À l’occasion de la Journée de l’Enfant Africain, célébrée le 16 juin 2025 sous le thème « Planification et budgétisation des Droits de l’enfant : progrès réalisés depuis 2010 », la Commission des Droits de l’Homme du Cameroun, présidée par le Professeur James Mouangue Kobila, a exprimé de sérieuses préoccupations quant aux obstacles structurels et fonctionnels persistants au Cameroun qui freinent la pleine réalisation des droits de l’enfant.

La 35e édition de cette journée marquait un bilan quindécennal de l’édition de 2010, qui avait pour objectif d’évaluer les avancées des États membres de l’Union africaine dans l’intégration des enjeux liés à l’enfance dans leurs processus de planification et de budgétisation. La CDHC salue à cet égard les efforts manifestes des pouvoirs publics et de leurs partenaires depuis 2010, notamment l’augmentation substantielle du budget alloué aux départements ministériels ayant des responsabilités en matière de droits de l’enfant, observée entre 2010 et 2025.
Malgré ces progrès normatifs et programmatiques, la Commission a souligné la persistance de défis majeurs. L’un des points d’achoppement réside dans la budgétisation au niveau des collectivités territoriales décentralisées (CTD). Bien que le processus de décentralisation ait avancé, de nombreuses CTD manquent encore cruellement de capacités humaines et financières suffisantes, ainsi que des outils nécessaires pour renforcer le respect des droits de l’enfant dans leurs budgets locaux. Un exemple frappant est la difficulté à assurer la délivrance systématique des actes de naissance à tous les enfants nés dans les CTD, portant ainsi atteinte au droit fondamental à l’identité.

La CDHC se dit également profondément préoccupée par les conséquences directes du déficit de planification et de budgétisation, qui se traduit par un accès insuffisant des enfants aux besoins fondamentaux. Santé, éducation, nutrition, logement et protection contre les abus sont autant de domaines où de trop nombreux enfants rencontrent encore de graves difficultés. Cette situation alerte sur l’urgence d’une meilleure prise en compte des droits de l’enfant à chaque étape des politiques publiques.
La situation des enfants dans les régions de l’Extrême-Nord, du Nord et de l’Est est particulièrement alarmante. Ces régions accueillent un grand nombre de personnes déplacées internes et de réfugiés, notamment du Nigeria et de la Centrafrique. Une majorité d’entre eux sont des enfants vivant dans des conditions précaires, souvent non scolarisés, sans acte de naissance, et exposés à divers abus. L’absence de soutien psychosocial pour les victimes de violence ou de perte familiale exacerbe davantage leur vulnérabilité, soulevant des interrogations sur la mise en œuvre effective des mécanismes de protection.
Un autre facteur qui compromet gravement l’efficacité des politiques publiques en faveur des enfants, selon la Commission, est la corruption.
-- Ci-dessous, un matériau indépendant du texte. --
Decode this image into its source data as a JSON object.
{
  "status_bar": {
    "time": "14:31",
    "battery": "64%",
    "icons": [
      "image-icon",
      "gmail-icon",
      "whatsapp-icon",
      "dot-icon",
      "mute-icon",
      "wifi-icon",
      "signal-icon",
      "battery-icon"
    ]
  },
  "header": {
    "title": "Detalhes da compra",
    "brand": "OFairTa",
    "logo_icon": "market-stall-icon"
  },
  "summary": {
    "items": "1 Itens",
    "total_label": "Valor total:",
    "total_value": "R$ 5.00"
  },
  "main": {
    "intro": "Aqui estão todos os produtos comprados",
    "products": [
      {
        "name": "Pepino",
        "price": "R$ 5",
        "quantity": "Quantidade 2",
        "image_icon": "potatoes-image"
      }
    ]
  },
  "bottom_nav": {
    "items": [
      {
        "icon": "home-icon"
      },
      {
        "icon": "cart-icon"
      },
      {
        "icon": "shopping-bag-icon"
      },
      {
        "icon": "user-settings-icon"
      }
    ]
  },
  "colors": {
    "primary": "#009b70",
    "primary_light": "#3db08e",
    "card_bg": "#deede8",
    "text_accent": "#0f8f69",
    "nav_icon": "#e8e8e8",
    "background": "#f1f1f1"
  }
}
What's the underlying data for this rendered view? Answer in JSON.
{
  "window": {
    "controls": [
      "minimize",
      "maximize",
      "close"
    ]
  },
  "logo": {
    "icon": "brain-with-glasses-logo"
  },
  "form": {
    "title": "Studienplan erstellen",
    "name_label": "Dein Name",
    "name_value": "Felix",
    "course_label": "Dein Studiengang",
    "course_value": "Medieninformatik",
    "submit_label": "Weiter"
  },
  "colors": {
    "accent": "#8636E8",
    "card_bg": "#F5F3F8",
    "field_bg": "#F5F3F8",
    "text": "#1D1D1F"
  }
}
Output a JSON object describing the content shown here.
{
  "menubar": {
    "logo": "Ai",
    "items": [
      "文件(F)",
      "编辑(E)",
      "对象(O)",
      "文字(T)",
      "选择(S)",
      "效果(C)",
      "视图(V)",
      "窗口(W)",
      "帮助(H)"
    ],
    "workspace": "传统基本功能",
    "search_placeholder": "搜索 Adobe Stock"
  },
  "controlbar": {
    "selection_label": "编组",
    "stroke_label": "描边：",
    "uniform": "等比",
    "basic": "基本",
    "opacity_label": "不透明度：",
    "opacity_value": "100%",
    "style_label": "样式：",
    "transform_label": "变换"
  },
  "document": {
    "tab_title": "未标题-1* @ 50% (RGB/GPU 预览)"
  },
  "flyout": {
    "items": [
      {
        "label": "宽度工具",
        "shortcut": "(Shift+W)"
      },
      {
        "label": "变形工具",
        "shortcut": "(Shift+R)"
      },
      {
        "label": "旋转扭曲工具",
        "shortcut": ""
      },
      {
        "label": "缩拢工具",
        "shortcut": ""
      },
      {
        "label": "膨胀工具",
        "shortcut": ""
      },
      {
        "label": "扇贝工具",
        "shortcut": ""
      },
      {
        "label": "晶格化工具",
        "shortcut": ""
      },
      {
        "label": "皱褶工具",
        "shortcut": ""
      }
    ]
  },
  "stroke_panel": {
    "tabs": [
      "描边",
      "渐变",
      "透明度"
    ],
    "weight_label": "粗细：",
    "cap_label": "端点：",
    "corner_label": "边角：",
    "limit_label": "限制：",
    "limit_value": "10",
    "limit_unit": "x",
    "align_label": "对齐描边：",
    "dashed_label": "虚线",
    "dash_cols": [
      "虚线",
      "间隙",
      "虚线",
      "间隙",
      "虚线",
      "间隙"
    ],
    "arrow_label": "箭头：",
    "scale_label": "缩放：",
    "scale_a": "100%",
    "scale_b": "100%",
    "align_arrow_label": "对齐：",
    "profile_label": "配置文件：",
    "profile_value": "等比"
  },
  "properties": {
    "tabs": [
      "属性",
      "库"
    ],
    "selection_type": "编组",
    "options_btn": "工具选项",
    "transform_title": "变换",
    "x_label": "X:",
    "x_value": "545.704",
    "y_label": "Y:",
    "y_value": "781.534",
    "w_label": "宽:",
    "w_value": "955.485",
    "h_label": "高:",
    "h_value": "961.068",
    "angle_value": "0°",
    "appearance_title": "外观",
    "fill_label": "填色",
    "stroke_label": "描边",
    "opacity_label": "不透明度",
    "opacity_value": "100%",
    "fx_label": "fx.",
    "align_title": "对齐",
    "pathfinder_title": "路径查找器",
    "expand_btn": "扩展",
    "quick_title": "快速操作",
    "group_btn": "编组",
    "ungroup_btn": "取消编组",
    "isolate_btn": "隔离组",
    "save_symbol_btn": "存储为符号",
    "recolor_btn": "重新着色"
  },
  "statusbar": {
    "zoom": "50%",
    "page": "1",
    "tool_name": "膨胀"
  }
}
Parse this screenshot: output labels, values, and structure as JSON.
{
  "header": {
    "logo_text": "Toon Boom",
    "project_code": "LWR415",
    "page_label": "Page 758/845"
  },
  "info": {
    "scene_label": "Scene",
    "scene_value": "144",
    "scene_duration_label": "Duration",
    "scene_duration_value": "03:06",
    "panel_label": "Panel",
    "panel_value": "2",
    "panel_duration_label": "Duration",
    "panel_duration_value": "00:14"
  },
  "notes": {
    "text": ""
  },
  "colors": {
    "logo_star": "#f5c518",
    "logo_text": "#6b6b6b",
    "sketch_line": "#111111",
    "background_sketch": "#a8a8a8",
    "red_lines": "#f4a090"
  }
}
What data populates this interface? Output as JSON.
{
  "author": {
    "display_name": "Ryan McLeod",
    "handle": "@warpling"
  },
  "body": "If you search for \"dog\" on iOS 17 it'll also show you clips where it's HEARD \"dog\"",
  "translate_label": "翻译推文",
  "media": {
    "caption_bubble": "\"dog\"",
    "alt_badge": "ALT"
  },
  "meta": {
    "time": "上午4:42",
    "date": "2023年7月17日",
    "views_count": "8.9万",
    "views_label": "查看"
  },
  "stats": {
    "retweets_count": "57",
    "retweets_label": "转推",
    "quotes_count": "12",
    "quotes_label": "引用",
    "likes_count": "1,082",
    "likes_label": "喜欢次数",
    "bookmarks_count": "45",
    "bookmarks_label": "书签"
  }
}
Les détournements de fonds, le favoritisme, la surfacturation et les pratiques illicites entravent l’accès équitable des enfants à une éducation de qualité, à la santé, à la protection sociale et à une alimentation adéquate. Une telle situation souligne la nécessité d’une gouvernance transparente et responsable pour garantir que les ressources allouées atteignent effectivement les bénéficiaires finaux.
La Commission a enfin relevé que sur les 220 recommandations acceptées par l’État camerounais lors de l’adoption du Rapport du passage du Cameroun au 4e cycle de l’Examen périodique universel (EPU) le 26 mars 2024, neuf sont en parfaite consonance avec la thématique de la Journée de l’enfant africain. Ceci met en lumière une reconnaissance des défis et des pistes d’amélioration déjà identifiées au niveau international, et renforce l’appel à une action concrète et des réformes structurelles pour garantir un avenir meilleur aux enfants camerounais.